# Zucchini Bread



## carole17 (Aug 4, 2007)

My z. bread has been sinking in the middle. Didn't used to have that problem. Thought maybe b. powder was old? No. Didn't bake long enough? No. Oven not hot enough (325). Turned to 350, still fell.
Help!!! What is my problem?


----------



## llvllagical_llkook (Aug 9, 2007)

Usually I heat oven to 450F and bake it for 10 mins then kick it down to 400ishF for about an hour. 

If that doesn't work, try this: make Naan, let it cool. Then make some vinagrette to marinate the zucchini in for about45 mins then toss it on the BBQ once it reaches about 250F or 300F for 3 minutes then flip and 2 or so on the other. Then I grill the Naan just so it gets heated up and has some grill marks.

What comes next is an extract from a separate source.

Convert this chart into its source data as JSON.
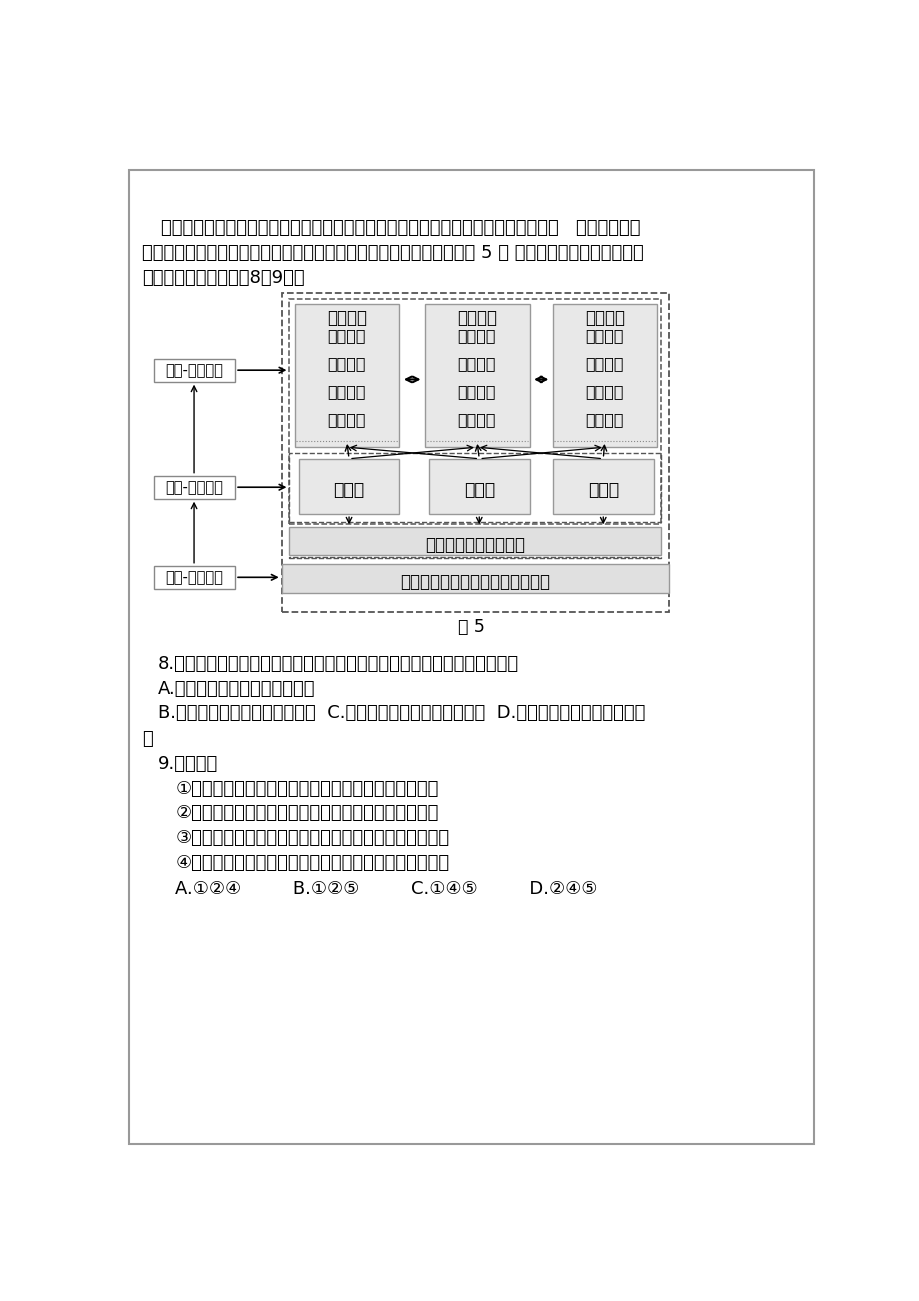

Not real zucchini bread I know but it's a substitute.


----------



## PA Baker (Aug 9, 2007)

Carole, could you post your recipe?  That might give us something to go on to help you figure out your problem.


----------



## carole17 (Aug 9, 2007)

will do.  tonight.   have to go to work now.  i've used this recipe for years and haven't had this problem.  later


----------



## JMediger (Aug 9, 2007)

Your zucchini may have added to much water/liquid to your recipe ... was it an especially large zucchini?  

If I'm using larger zucchini, I'll either drain it off a bit before mixing in or add a touch more flour to the mix.

Just a thought!


----------



## PA Baker (Aug 9, 2007)

Good thought, JMediger.  I've seen some recipes that call for 1 zucchini so I can imagine that happening.  The one I always use calls for a measured cup, excess liquid gently squeezed out.


----------